Each time where the boundary has been crossed on our screen, we give up that much of our own dignity and privacy as a society. As the ubiquitous Marshall McLuhan saying goes "Medium is the message". While the original theory behind the saying applies on the one hand to the legitimacy that is taken on by Bloom's amateur videos in the news medium, in our world, it takes on new application. We live in the medium where audience can download or click on images created by the likes of Bloom. Each time we click on it, tweet it, Like it, share it or plain old down load it, it sends a message back to the creator that the new line they crossed is accepted or condoned by the audience: something that McLuhan may not have foreseen.

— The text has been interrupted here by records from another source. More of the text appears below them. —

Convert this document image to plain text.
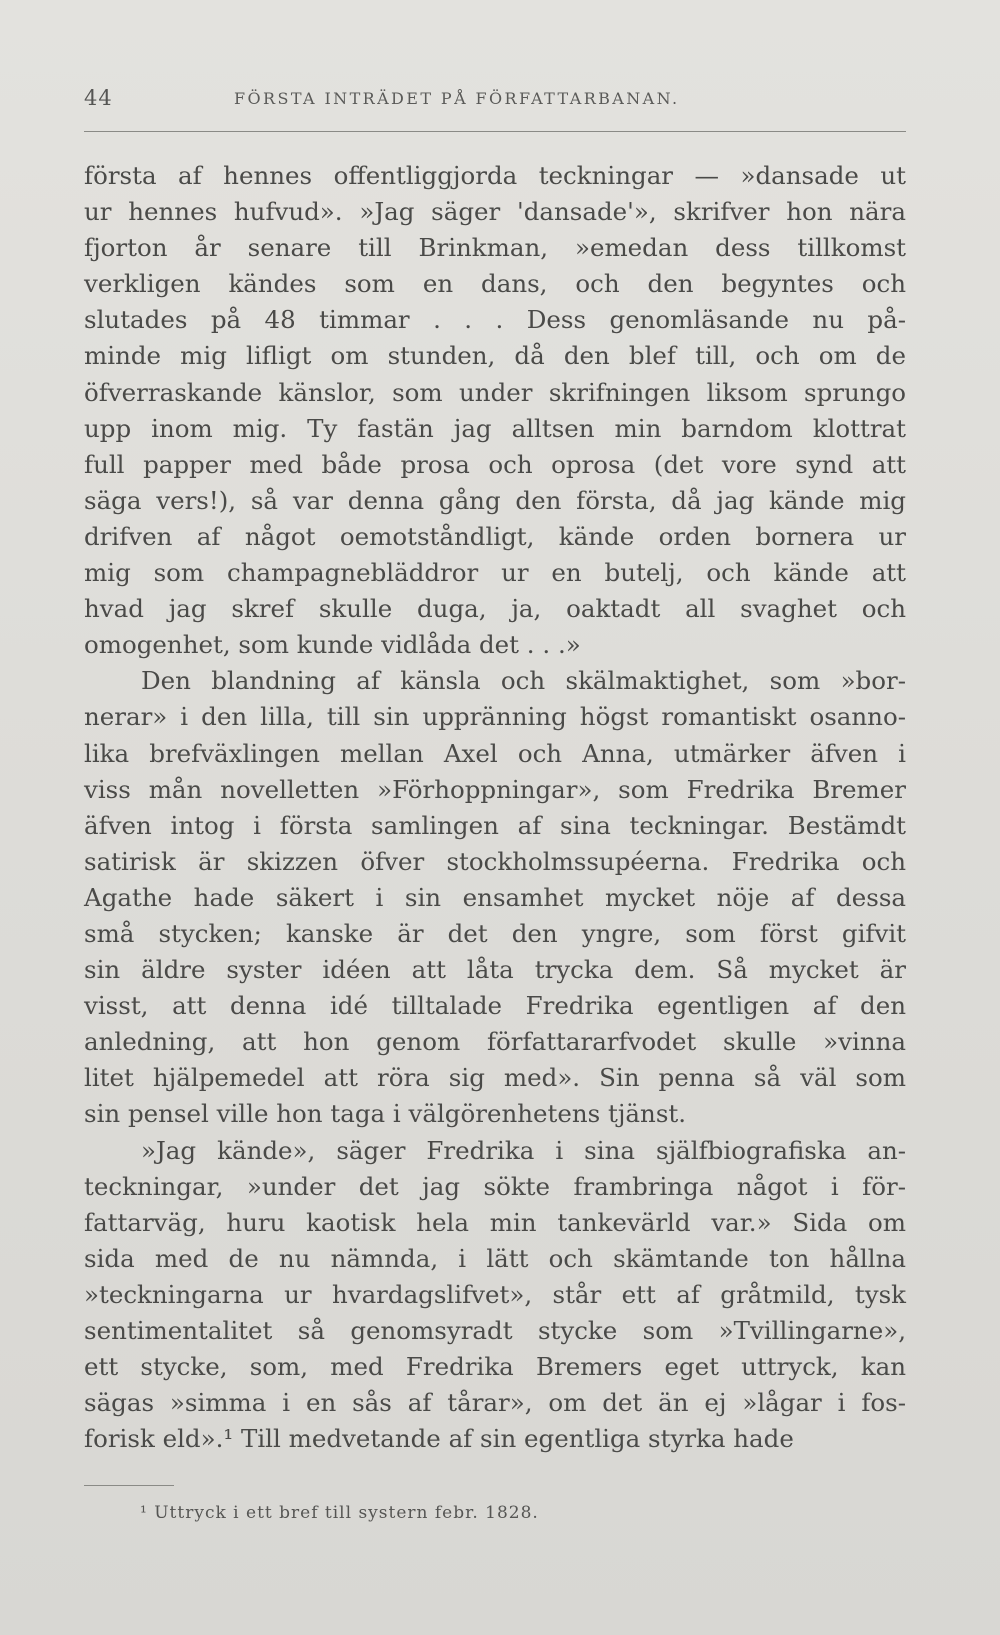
44	FÖRSTA INTRÄDET PÅ FÖRFATTARBANAN.
första af hennes offentliggjorda teckningar — »dansade ut
ur hennes hufvud». »Jag säger 'dansade'», skrifver hon nära
fjorton år senare till Brinkman, »emedan dess tillkomst
verkligen kändes som en dans, och den begyntes och
slutades på 48 timmar . . . Dess genomläsande nu på-
minde mig lifligt om stunden, då den blef till, och om de
öfverraskande känslor, som under skrifningen liksom sprungo
upp inom mig. Ty fastän jag alltsen min barndom klottrat
full papper med både prosa och oprosa (det vore synd att
säga vers!), så var denna gång den första, då jag kände mig
drifven af något oemotståndligt, kände orden bornera ur
mig som champagnebläddror ur en butelj, och kände att
hvad jag skref skulle duga, ja, oaktadt all svaghet och
omogenhet, som kunde vidlåda det . . .»
Den blandning af känsla och skälmaktighet, som »bor-
nerar» i den lilla, till sin uppränning högst romantiskt osanno-
lika brefväxlingen mellan Axel och Anna, utmärker äfven i
viss mån novelletten »Förhoppningar», som Fredrika Bremer
äfven intog i första samlingen af sina teckningar. Bestämdt
satirisk är skizzen öfver stockholmssupéerna. Fredrika och
Agathe hade säkert i sin ensamhet mycket nöje af dessa
små stycken; kanske är det den yngre, som först gifvit
sin äldre syster idéen att låta trycka dem. Så mycket är
visst, att denna idé tilltalade Fredrika egentligen af den
anledning, att hon genom författararfvodet skulle »vinna
litet hjälpemedel att röra sig med». Sin penna så väl som
sin pensel ville hon taga i välgörenhetens tjänst.
»Jag kände», säger Fredrika i sina själfbiografiska an-
teckningar, »under det jag sökte frambringa något i för-
fattarväg, huru kaotisk hela min tankevärld var.» Sida om
sida med de nu nämnda, i lätt och skämtande ton hållna
»teckningarna ur hvardagslifvet», står ett af gråtmild, tysk
sentimentalitet så genomsyradt stycke som »Tvillingarne»,
ett stycke, som, med Fredrika Bremers eget uttryck, kan
sägas »simma i en sås af tårar», om det än ej »lågar i fos-
forisk eld».¹ Till medvetande af sin egentliga styrka hade
¹ Uttryck i ett bref till systern febr. 1828.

I think every generation has their version of a psycho. Mr. Bates, a Freudian child with mother issues tormented by his sexual desires; Mr. Bateman, a Wall St. financier drenched in ambition and greed; or Mr. Foster, a middle aged man with his suburban dreams in pieces.

Night Crawler follows Lou Bloom (acted by Jake Gyllenhaal) an unemployed man who tries desperately to get ahead in life. We don’t know what he used to do or what his story is but we don’t really care; we enter a metropolitan city where we constantly meet strangers with no past that come and go out of our lives just as quickly as one can follow and unfollow someone on Twitter.

Bloom represents the generation of the recession: the self-starting millennial without an easy path into the middle class who have been brought up on the idea that they are important no matter what. Bloom makes a buck by selling things he gains by wheeling and dealing. His attire is tidy and his mannerism, corporate. He cites motivational management slogans and self-help statements that roll of his tongue like a sales pitch. He is well versed in self-promotion and networking to get ahead in life. He is a fast learner and is good with technology. One night, Bloom sees a cameraman that is filming a car accident and becomes interested in it.

The gruesome events that fill our TVs screens at night often happen in public, so anyone can film them and get paid for it! Bloom gets himself a small camcorder and starts following the emergency radio. He is quickly hooked by the adrenaline and realises that he’s found himself his dream job and he has a talent for it. He weaves himself into TV studio contacts with a balance of self-promotion and psychological disguise. News studios that are desperately competing for audience in light-speed digital news space where the mantra is: “If it bleeds, it leads”. The speed of it all, the sensationalism, overwhelms all else; ethics, journalistic professionalism, the boundary of institution or even technocracy. The audience target wins the day and the audience loves blood.

Jake Gyllenhaal is wonderful as a psychotic crash chaser; he becomes more and more hungry for drama and sensation. The more graphic and violent the better. He ignores the boundary of privacy and humanity: a trait that in many situations would led to interpersonal disaster, but beneficial in the task of finding scenes as personal and graphic as possible. It’s as if he is following something down a rabbit hole, hypnotised by the capture. Gradually Bloom’s business expands and he gets himself an assistant, and stakes get higher as various interests threaten to knock down his business. How far will he go to maintain what he has built? Likely as far as the blood thirst of his viewers will take him.